Allocation methods and practical design
A practical program often blends methods. For standardized transactional services, firms can use transaction-based recharges that reflect unit consumption. For infrastructure or governance functions, apportionment by a stable driver such as revenue or floor space preserves predictability. Market-based pricing sets internal prices to mirror external supplier rates and can discipline demand, but it requires an objective market benchmark. Robert S. Kaplan, Harvard Business School, emphasizes that aligning costs with causal drivers improves managerial decision-making, while Thomas H. Davenport, Babson College, documents how shared-service implementations must couple cost regimes with clear service definitions to avoid eroding quality. Organizations frequently underestimate the administrative burden and change management required.

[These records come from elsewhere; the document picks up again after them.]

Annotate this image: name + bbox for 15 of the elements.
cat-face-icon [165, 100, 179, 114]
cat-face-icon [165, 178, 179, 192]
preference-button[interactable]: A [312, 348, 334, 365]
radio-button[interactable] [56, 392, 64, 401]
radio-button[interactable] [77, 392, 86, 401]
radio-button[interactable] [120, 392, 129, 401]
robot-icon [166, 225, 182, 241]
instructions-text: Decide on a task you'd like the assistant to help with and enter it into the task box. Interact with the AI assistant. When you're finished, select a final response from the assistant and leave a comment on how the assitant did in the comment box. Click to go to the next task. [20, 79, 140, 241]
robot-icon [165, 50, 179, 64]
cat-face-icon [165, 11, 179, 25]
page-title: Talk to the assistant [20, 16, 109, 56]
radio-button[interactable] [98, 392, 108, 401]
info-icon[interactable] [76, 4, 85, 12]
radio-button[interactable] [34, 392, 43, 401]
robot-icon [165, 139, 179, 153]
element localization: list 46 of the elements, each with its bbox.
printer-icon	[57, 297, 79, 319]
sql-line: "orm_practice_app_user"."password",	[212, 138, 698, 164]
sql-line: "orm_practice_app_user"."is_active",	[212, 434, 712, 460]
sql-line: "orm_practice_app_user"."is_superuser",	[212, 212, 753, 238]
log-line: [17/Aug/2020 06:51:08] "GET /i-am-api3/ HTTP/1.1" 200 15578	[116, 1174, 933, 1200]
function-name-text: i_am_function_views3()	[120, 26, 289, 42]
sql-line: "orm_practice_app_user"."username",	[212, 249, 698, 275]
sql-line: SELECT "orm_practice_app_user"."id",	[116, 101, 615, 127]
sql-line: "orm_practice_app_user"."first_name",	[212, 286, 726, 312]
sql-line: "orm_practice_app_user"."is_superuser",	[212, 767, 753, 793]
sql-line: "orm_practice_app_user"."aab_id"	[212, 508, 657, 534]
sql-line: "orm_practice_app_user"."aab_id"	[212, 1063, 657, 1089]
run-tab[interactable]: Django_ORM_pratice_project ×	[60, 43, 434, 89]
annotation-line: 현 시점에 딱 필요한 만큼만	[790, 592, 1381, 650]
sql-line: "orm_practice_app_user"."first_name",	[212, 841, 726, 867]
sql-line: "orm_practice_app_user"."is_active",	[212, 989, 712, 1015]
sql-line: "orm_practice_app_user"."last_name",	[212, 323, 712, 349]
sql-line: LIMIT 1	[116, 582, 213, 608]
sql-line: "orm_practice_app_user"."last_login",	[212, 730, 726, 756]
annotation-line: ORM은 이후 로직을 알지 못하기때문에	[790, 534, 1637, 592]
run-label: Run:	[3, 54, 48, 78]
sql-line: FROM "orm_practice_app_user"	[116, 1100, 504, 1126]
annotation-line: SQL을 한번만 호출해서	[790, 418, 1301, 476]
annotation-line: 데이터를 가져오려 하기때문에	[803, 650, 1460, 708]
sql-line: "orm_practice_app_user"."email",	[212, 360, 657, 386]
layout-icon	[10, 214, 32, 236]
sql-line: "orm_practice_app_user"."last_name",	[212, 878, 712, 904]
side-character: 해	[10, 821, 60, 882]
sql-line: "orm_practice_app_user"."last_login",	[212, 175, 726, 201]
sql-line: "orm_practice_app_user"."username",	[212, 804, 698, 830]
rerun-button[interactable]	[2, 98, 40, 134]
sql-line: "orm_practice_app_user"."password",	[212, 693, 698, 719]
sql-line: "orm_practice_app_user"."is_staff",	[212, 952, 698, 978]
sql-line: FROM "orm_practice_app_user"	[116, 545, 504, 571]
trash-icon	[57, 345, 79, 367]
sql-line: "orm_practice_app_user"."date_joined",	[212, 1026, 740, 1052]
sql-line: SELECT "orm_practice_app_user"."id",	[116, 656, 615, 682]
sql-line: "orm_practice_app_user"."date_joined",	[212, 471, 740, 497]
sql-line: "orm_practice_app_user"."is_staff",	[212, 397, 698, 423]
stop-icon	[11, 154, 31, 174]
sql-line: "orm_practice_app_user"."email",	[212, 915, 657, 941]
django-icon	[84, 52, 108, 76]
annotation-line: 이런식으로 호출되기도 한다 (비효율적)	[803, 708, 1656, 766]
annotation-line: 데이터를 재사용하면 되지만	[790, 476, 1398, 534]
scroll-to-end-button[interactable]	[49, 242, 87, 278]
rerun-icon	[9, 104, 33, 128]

Consequences, incentives, and cultural context
Allocation choices shape incentives. A blunt headcount charge can create perverse incentives to centralize or outsource; sophisticated activity-based allocations can reveal true consumption but may be resisted as intrusive. Cross-subsidization occurs when some units subsidize others, which can mask inefficiency and stoke territorial tensions in multinational firms. Cultural and territorial nuances matter: relocating shared-service centers to lower-cost regions can improve unit economics but has human consequences for local employment and can introduce language, time-zone, and regulatory complexity that alters cost structures and service expectations. Stakeholders evaluate fairness as much as accuracy.
Designing allocations requires governance: transparent assumptions, regular review, and service-level agreements that separate price from service quality. When implemented with vendor-like discipline and clear leadership, allocation systems become tools for strategic resource allocation, not merely accounting artifacts.